2025-11-22 10:47:35.212 IST [77741] LOG: database system was shut down at 2025-11-22 10:47:25 IST
2025-11-22 10:47:35.215 IST [77735] LOG: database system is ready to accept connections
2025-11-22 10:52:35.311 IST [77739] LOG: checkpoint starting: time
2025-11-22 10:52:39.536 IST [77739] LOG: checkpoint complete: wrote 42 buffers (0.3%), wrote 3 SLRU buffers; 0 WAL file(s) added, 0 removed, 0 recycled; write=4.214 s, sync=0.005 s, total=4.225 s; sync files=11, longest=0.003 s, average=0.001 s; distance=319 kB, estimate=319 kB; lsn=0/17A8840, redo lsn=0/17A87B0
Conclusion
Compiling PostgreSQL from source opens the door to understanding how the database engine works beneath the surface. With PostgreSQL 18, the process remains clean and straightforward: clone the source code, configure it with debugging options, compile using all CPU cores, initialize a cluster, and start the server on any port you choose.

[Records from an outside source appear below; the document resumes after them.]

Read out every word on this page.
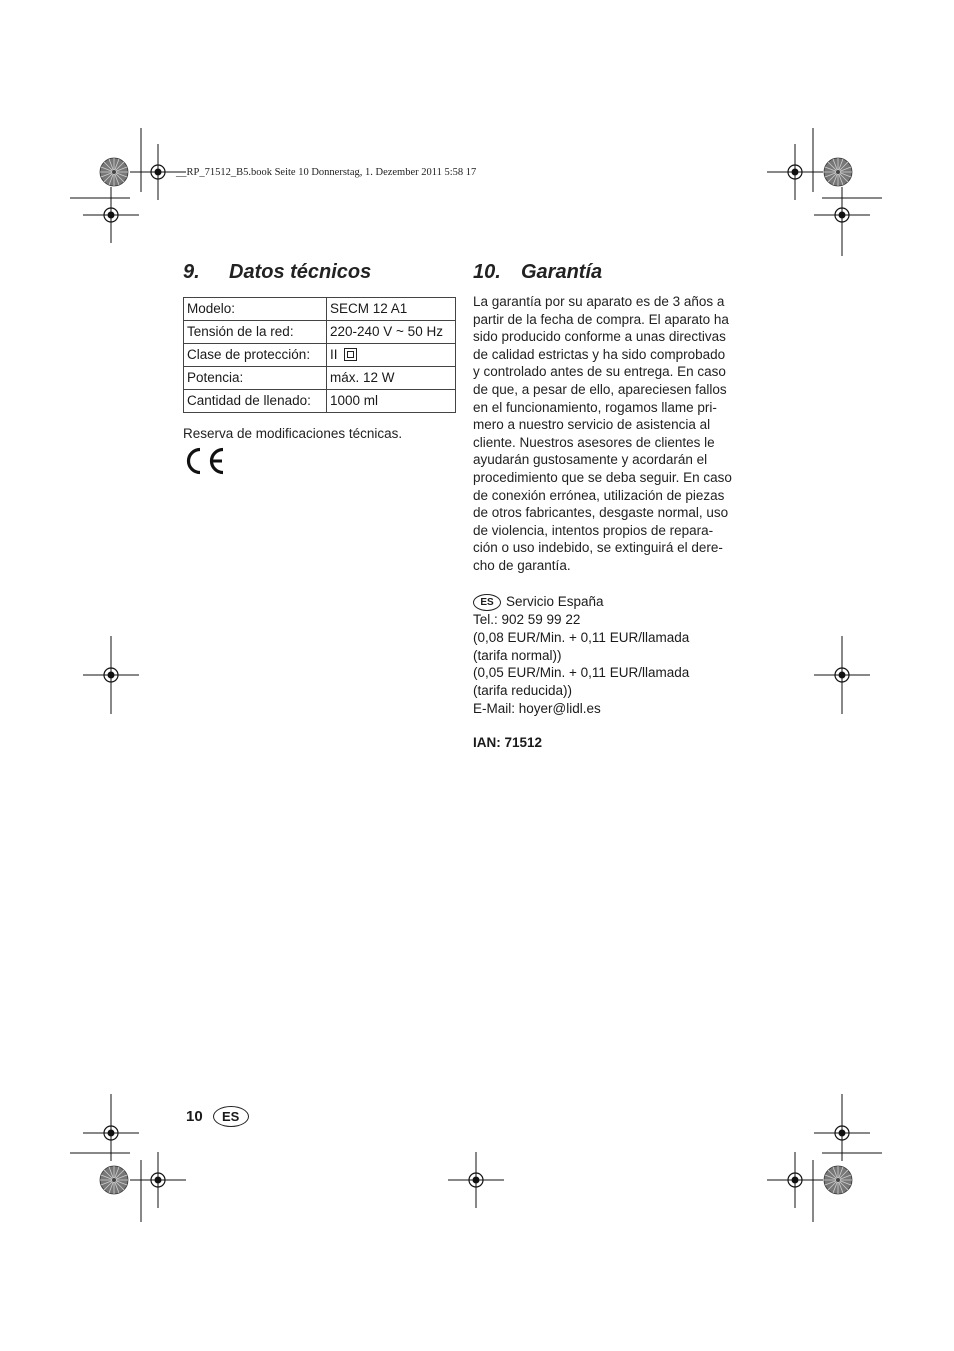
__RP_71512_B5.book Seite 10 Donnerstag, 1. Dezember 2011 5:58 17
9. Datos técnicos
Modelo:	SECM 12 A1
Tensión de la red:	220-240 V ~ 50 Hz
Clase de protección:	II
Potencia:	máx. 12 W
Cantidad de llenado:	1000 ml
Reserva de modificaciones técnicas.
10. Garantía
La garantía por su aparato es de 3 años a
partir de la fecha de compra. El aparato ha
sido producido conforme a unas directivas
de calidad estrictas y ha sido comprobado
y controlado antes de su entrega. En caso
de que, a pesar de ello, apareciesen fallos
en el funcionamiento, rogamos llame pri-
mero a nuestro servicio de asistencia al
cliente. Nuestros asesores de clientes le
ayudarán gustosamente y acordarán el
procedimiento que se deba seguir. En caso
de conexión errónea, utilización de piezas
de otros fabricantes, desgaste normal, uso
de violencia, intentos propios de repara-
ción o uso indebido, se extinguirá el dere-
cho de garantía.
ES Servicio España
Tel.: 902 59 99 22
(0,08 EUR/Min. + 0,11 EUR/llamada
(tarifa normal))
(0,05 EUR/Min. + 0,11 EUR/llamada
(tarifa reducida))
E-Mail: hoyer@lidl.es
IAN: 71512
10	ES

This method is especially valuable for developers who need deeper visibility into PostgreSQL internals, teams experimenting with extensions or custom patches, and researchers studying query execution, memory contexts, and the storage engine. Running multiple clusters on different ports also makes it easier to test changes without affecting production environments.
By following the steps outlined above, you not only install PostgreSQL 18 successfully but also set up a flexible development environment that supports exploration, debugging, and performance analysis.